The Canadian seal hunt is the most closely watched and restricted animal hunt on the planet. Seals off Canada's east coast have been culled for hundred's of years for food, clothing and seal oil.
Historical evidence suggests that seals were hunted as far back as 3 000 years ago in areas that are now part of Canada. Centuries later, European contact and settlement in the New World not only sustained, but expanded the seal hunt.
Jacques Cartier noted that seals were hunted in the Newfoundland and Labrador region in the early 16th century. By the end of the 16th century, demand for clothing and materials comprised of seal fur in Europe ensured that the Canadian seal hunt would continue and prosper. However, the commercial seal hunt in Canada did not officially begin until the 17th century.
The Canadian seal hunt flourished throughout the 16th and 17th century but made significant economic gains in the 18th century when the Hudson's Bay Company began trading for seal skins.

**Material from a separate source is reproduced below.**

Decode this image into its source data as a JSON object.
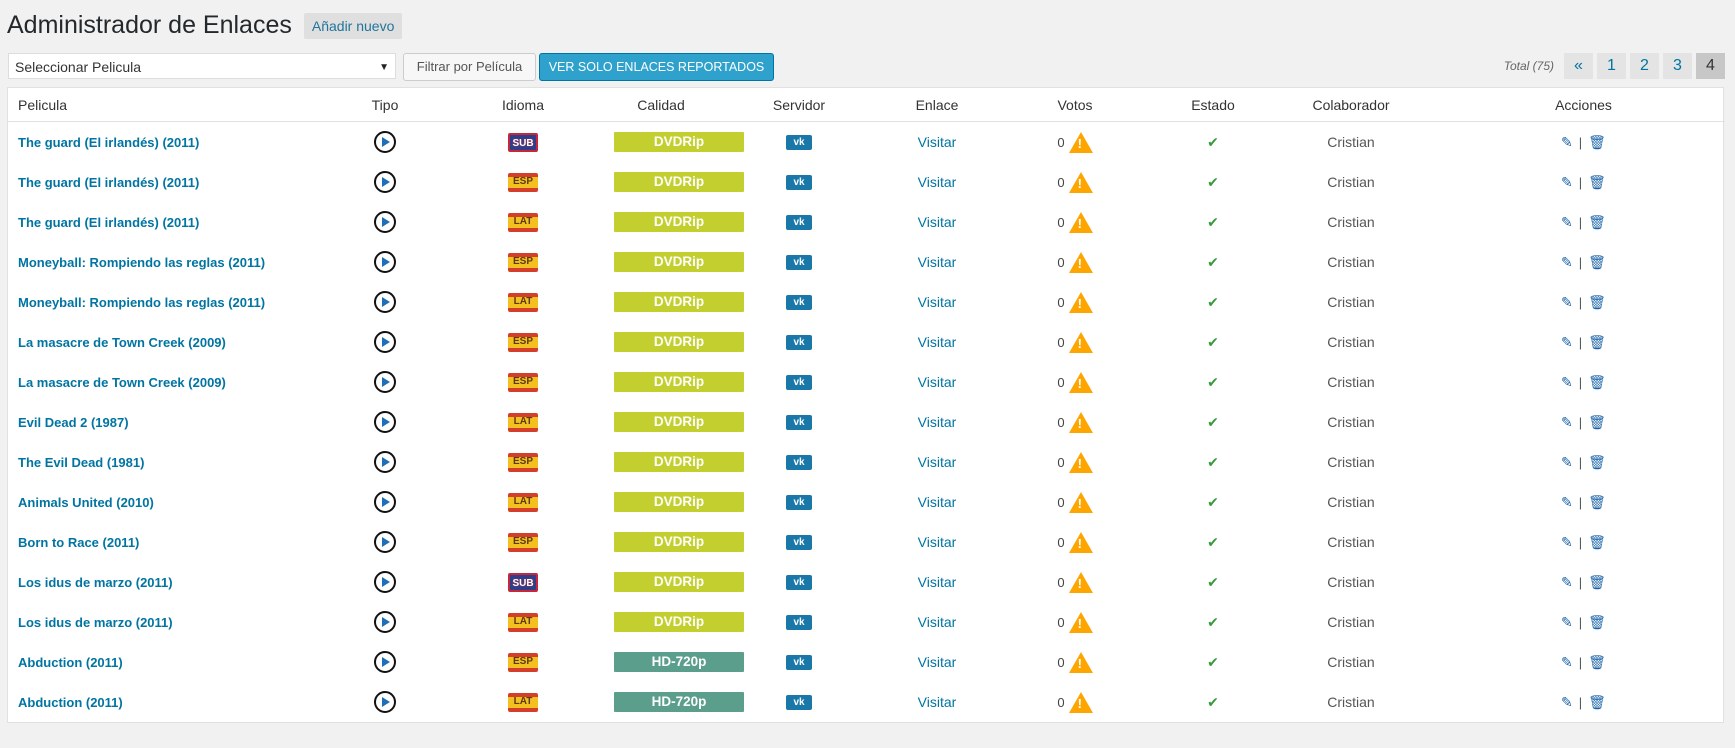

Within 70 years of HBC influence on the seal industry, Newfoundland's attributed 1/3 of its exports to seal. In fact, the economic gains in Newfoundland helped encourage permanent settlement in the region.
Exporting seal oil to Britain and throughout its empire was the primary reason for the commercial seal hunt in the 18th century. Seal oil was also used for a multitude of reasons ranging from cooking and fuel oils to soap production.
The annual Canadian seal hunt still exists but significant differences can be witnessed. In 1971, the Government of Canada introduced quota management to ensure seal populations do not deplete to the point of extinction.
International reactions to the Canadian seal hunt are varied. Many countries continue to import goods derived from seal. Conversely, American and European reaction to the Canadian seal hunt has been negative at best. An American ban on anything derived from seals in the 1970s was followed by a European ban on whitecoat and blueback seal harvests. Seal oil is still sold in the European Union.
In 1987, the Government of Canada reacted to the European ban by issuing a Canadian ban on the commercial harvesting of whitecoats and bluebacks. Each ensuing year resulted in government quotas designed to control hunting and maintain stable seal populations off the Canadian coast.
Current harp seal populations are estimated at over 5.5 million - three times higher than the harp seal population of the 1970s.